On Wed, Jun 05, 2013 at 06:33:16PM -0400, Rich Kulawiec wrote:
> One more point: operations that are this incompetent and negligent
> cannot possibly provide any real assurance of security and privacy
> to their users, because their putative operators are no longer in
> full control of them.  Not really.  Oh, they can make noises about
> doing so, and they can pretend that they're doing so...but they can't.
> 
> ---rsk
> 
> [1] One of the most profound, useful, cogent statements on this
> point comes from Paul Vixie via the NANOG mailing list:
> 
>       If you give people the means to hurt you, and they do it, and
>       you take no action except to continue giving them the means to
>       hurt you, and they take no action except to keep hurting you,
>       then one of the ways you can describe the situation is "it isn't
>       scaling well".
> 
> This explains, in one sentence, precisely why we have a spam problem
> in 2013, thirty years after the fix for it was completely understood.
> 
> [2] One baseline test of this is to find out whether mail to the RFC-2142
> stipulated address abuse@[domain] is handled properly.  Responsible,
> professional operations route traffic sent to that address to a person
> or a team (depending on operation size/scope) who are ready and able
> to immediately investigate incidents and make the abuse stop.
> Irresponsible/abuse magnet operations route it to autoresponders
> and/or incompetent people, or blackhole it, or forward it to the 
> abusers (yes, really) or simply don't support the address.

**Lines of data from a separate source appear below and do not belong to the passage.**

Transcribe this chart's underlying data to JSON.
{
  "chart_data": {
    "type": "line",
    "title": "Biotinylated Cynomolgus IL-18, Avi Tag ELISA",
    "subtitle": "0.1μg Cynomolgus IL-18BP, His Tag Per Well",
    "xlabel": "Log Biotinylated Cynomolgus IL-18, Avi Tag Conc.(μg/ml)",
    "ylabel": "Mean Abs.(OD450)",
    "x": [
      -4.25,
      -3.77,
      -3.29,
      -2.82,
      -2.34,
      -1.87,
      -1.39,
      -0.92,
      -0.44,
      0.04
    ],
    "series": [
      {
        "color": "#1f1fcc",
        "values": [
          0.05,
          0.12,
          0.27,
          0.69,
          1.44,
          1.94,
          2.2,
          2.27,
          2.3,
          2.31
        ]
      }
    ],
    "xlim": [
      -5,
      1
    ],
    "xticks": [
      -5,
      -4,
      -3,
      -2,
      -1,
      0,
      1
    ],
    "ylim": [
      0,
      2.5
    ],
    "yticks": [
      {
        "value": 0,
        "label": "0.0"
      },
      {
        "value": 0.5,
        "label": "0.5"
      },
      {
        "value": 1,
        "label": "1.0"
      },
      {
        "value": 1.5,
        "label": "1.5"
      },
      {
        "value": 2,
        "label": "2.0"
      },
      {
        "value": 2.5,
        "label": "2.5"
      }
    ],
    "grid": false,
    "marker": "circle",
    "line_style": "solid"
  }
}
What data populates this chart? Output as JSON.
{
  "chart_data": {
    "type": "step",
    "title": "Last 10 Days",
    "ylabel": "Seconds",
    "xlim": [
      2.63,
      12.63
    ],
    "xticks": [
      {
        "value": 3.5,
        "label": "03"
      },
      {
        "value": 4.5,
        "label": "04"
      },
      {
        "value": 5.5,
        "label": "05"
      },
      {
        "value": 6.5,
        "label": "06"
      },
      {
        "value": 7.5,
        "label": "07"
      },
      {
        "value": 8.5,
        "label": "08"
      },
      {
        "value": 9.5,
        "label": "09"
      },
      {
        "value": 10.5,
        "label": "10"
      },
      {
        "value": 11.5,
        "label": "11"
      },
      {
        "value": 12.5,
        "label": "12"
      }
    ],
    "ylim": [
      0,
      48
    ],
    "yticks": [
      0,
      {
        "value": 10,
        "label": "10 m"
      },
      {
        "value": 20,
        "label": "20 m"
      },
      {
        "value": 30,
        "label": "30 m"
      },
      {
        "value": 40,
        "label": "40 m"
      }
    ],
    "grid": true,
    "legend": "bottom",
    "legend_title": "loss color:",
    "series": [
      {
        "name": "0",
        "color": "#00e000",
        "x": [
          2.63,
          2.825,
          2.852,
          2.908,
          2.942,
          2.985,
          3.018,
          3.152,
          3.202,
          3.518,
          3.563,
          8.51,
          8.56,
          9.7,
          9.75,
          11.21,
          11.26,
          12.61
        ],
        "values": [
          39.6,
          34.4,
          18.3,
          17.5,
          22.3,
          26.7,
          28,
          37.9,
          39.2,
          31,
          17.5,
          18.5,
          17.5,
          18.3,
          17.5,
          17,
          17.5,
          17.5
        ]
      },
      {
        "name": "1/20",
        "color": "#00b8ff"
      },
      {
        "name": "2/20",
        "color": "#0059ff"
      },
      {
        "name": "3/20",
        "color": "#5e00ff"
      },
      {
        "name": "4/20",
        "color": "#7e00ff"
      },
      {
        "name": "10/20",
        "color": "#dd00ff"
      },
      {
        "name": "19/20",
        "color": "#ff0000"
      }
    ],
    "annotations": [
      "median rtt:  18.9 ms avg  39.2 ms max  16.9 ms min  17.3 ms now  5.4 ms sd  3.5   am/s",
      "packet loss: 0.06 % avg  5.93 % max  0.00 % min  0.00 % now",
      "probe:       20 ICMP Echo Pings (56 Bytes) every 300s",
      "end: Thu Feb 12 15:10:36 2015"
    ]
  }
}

This is a really deeply interesting assertion.  You seem to imagine a
bright line of "abuse" that is agreed on by all parties, with a policy
that can be implemented by thoughtful operators to "make the abuse
stop".  I submit that that is not the real world, in many different
dimensions.

I operate a large Tor exit node.  My provider has an abuse helpdesk
which gets quite a large number of complaints due to attackers using Tor
to log into freemail accounts (over SSL) where the freemail provider
includes the IP of the HTTPS client in the Received (or similar) headers
of their outbound spam.

How is my transit provider, or myself as a Tor exit node operator,
supposed to take action to stop this abuse?  Even if I could, I'm
certainly not going to prevent people from logging into their webmail
over HTTPS over Tor.

My provider notifies me when an abuse complaint is filed against my Tor
exit IP address.  Is my provider committing the sin you enumerated
above, of "forward[ing the abuse complaint] to the abuser"?  If I were
running a shady business on this machine rather than a Tor exit node
(which distinction is, apparently, lost on some folks), then I suspect
you'd answer "yes".

The abuse complaints are sometimes very questionable, resulting in
signficant load on the (expensive) "person or team who is ready and able
to immediately investigate" at very low cost to the complainer.